'…the dark metal back wall of the safe had exploded into light. And beyond that light, a whole new world of metal and circles and machines…'
This is one of a series of Dr Who short stories for younger readers that were given out free on the BBC website. It employs a clever literary technique whereby the absence of an ancillary companion for the Doctor to converse with is filled by having him invent one. He talks directly to a creation in his head, which, as it happens, is closely related to what the reader is doing in his/her head. The result is that it seems as if the Doctor is talking directly to the reader—we become the companion!
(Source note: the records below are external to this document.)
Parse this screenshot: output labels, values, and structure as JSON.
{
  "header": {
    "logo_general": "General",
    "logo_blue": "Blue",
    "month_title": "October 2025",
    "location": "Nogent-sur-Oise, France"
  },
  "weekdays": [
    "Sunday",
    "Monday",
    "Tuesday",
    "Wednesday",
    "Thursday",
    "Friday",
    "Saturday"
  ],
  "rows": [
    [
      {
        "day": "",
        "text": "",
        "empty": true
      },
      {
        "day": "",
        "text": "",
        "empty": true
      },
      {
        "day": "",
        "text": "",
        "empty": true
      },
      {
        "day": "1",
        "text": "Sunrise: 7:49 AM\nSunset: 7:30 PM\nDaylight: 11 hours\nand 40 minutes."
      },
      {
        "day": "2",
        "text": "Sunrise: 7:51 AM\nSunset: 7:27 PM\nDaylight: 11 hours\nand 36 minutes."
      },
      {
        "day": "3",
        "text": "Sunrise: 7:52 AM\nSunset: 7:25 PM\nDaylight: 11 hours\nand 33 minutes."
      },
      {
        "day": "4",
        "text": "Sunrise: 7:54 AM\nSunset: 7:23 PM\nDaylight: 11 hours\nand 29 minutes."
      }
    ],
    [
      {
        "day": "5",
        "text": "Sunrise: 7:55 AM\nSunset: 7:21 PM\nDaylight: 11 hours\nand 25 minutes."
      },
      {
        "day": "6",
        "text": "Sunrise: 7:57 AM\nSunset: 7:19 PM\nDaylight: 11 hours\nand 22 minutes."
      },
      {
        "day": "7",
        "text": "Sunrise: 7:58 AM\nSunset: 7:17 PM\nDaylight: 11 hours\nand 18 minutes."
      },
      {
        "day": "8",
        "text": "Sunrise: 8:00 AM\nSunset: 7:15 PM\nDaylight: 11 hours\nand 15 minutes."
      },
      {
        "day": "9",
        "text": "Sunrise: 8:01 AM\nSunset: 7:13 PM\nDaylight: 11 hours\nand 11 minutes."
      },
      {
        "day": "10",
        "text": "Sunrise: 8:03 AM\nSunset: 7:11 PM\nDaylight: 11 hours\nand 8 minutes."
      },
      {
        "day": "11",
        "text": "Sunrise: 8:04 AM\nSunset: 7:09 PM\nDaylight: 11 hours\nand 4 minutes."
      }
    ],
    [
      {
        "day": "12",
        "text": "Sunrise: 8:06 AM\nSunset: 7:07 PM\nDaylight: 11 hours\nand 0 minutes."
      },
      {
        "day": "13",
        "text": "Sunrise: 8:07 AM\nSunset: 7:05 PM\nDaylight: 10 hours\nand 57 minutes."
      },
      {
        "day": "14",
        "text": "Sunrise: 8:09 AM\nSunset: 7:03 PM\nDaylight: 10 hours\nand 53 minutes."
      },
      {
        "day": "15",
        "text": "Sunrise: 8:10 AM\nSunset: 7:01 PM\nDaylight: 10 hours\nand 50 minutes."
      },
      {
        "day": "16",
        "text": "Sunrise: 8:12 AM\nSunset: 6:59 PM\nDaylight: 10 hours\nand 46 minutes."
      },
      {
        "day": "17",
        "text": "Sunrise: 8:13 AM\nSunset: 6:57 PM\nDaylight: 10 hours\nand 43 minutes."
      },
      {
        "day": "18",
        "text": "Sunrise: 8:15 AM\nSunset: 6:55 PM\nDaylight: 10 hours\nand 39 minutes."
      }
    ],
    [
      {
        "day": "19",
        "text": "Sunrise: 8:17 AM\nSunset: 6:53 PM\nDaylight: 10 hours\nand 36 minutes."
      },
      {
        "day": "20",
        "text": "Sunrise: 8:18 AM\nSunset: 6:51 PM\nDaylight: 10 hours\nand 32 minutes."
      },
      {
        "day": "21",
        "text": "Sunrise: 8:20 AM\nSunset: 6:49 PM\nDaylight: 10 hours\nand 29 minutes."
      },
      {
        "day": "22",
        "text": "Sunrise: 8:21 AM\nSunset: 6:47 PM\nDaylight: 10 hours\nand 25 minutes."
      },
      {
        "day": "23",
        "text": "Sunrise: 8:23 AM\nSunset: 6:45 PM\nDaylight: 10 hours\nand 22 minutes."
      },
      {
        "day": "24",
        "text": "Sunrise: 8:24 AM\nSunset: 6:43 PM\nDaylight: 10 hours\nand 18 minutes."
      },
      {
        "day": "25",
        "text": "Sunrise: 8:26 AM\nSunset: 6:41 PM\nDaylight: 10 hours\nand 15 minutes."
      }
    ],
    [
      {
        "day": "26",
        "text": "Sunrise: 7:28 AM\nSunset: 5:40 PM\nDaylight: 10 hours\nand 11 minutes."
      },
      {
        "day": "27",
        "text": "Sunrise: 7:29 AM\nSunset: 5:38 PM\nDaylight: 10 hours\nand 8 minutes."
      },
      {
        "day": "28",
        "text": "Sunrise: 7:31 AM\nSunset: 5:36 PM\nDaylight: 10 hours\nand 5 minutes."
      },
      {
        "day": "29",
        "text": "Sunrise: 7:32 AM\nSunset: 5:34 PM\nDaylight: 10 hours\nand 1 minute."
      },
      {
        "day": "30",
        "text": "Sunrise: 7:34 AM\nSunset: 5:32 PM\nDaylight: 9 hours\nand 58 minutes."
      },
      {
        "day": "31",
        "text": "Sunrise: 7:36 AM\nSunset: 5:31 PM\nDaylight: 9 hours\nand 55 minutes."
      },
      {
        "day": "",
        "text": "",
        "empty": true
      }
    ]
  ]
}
The narrative even anticipates and responds to the kind of questions a reader would ask. Kids’ll love that. Hell, I loved that! Good job, Joseph Lidster.
Unfortunately it doesn’t last long and the format soon breaks into a regular hoppity-skippity Doctor adventure. He’s having trouble with an alien race that’s really good at creating locks. If the Sonic Screwdriver can’t open it, then what or who can? Or to put it another way, if you’re a Time Lord who can go to any point in history and meet with any human that ever lived, who would you recruit to open a lock? (There's no prizes for getting the answer to that question.)
Lidster’s version of the Doctor is faithful to TV version, as is the structure of the story despite being so short. It would've been challenging to pack in as much as he was able to and still make it feel like it had run its course sufficiently.
It’s difficult to judge the merits of a kid’s story when you’re an adult reader but there’s a conflicting greyness to the situation that might spark debate in a young mind, so I’ll give it bonus points for that.